There is “a cadre of newly elected representatives who are pushing [for cuts] on foreign aid very hard,” but two-state money should not be “isolated from the general foreign aid package, because we don’t believe that will be beneficial to Israel,” Adkins said.
Ari Goldberg, a spokesman for AIPAC in Washington, D.C., would not say whether anyone from that group had spoken with Herrera Beutler, nor would he comment on other lobbying by AIPAC among House freshmen.
“We don’t opine on the positions of individual members of Congress,” Goldberg said.
Akiva Tor, Israel’s consul-general to the Pacific Northwest, has not yet spoken directly with Herrera Beutler.
Herrera Buetler said she was undecided about aid to the Palestinian Authority because she felt she didn’t have enough information, “and that is the case of a lot of us in the House.”
“I think that there are a lot of people who hold that position” of greater skepticism about aid to the Palestinians, Adkins said. “We’re looking forward to a lot of contact with her and her staff on why we feel it’s important for the U.S. to have a strong role.”
Herrera Buetler said she considered herself a supporter of Israel before she took her seat in Congress, but added, “I’m not an expert in foreign aid.

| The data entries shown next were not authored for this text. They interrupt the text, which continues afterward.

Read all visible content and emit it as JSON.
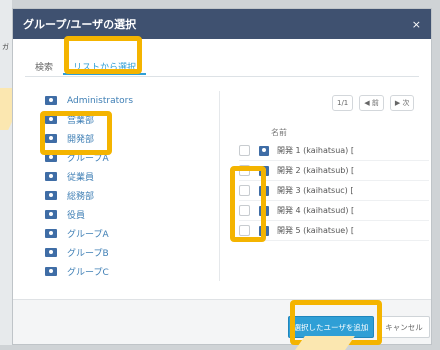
{
  "background": {
    "left_text": "ガ"
  },
  "dialog": {
    "title": "グループ/ユーザの選択",
    "close_icon": "×",
    "tabs": [
      {
        "label": "検索"
      },
      {
        "label": "リストから選択"
      }
    ],
    "groups": [
      {
        "label": "Administrators"
      },
      {
        "label": "営業部"
      },
      {
        "label": "開発部"
      },
      {
        "label": "グループA"
      },
      {
        "label": "従業員"
      },
      {
        "label": "総務部"
      },
      {
        "label": "役員"
      },
      {
        "label": "グループA"
      },
      {
        "label": "グループB"
      },
      {
        "label": "グループC"
      }
    ],
    "pager": {
      "page": "1/1",
      "prev": "◀ 前",
      "next": "▶ 次"
    },
    "column_header": "名前",
    "users": [
      {
        "label": "開発 1 (kaihatsua) ["
      },
      {
        "label": "開発 2 (kaihatsub) ["
      },
      {
        "label": "開発 3 (kaihatsuc) ["
      },
      {
        "label": "開発 4 (kaihatsud) ["
      },
      {
        "label": "開発 5 (kaihatsue) ["
      }
    ],
    "add_button": "選択したユーザを追加",
    "cancel_button": "キャンセル"
  },
  "colors": {
    "title_bar": "#3f5170",
    "accent": "#2f9fd6",
    "highlight": "#f4b400"
  }
}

I’m not an expert on Israel.”
Her strong support for Israel might seem surprising, given that her background is not Jewish and that the 3rd District has only two Jewish communities large enough to support small synagogues, one in Olympia and one in Vancouver.
However, she has strong support from Christians who align themselves with Israel, especially state Sen. Joe Zarelli, for whom she was a student intern, and his wife Tani Zarelli, who regularly leads tours to Israel and was once featured on the cover of Ma’ariv, one of the country’s national newspapers.
Tani Zarelli, instrumental in arranging for Salvador Brotons, conductor of the Vancouver, Wash., symphony to conduct a series of performances by the Raanana Symphonette in Israel, said she invited Herrera Beutler to join her on a trip to Israel, but before that could happen the election race had begun.
Zarelli said she still hoped Herrera Buetler would be able to come to Israel with her, “not from a lobbying side but from a human side,” she said.
Zarelli also said she had not been able to discuss foreign aid with Herrera Beutler, “but it’s a conversation I would like to have with her.”
“I would be giving stronger foreign aid to them for military support, for protection,” Zarelli said. “It is best for our aid to go to a country that supports us.”
Herrera Beutler said she expected Congress to neither reduce nor increase the level of aid to Israel. In seeking spending cuts generally and in foreign aid, she added, “I’ve been an advocate for using a scalpel and not a blunt instrument.”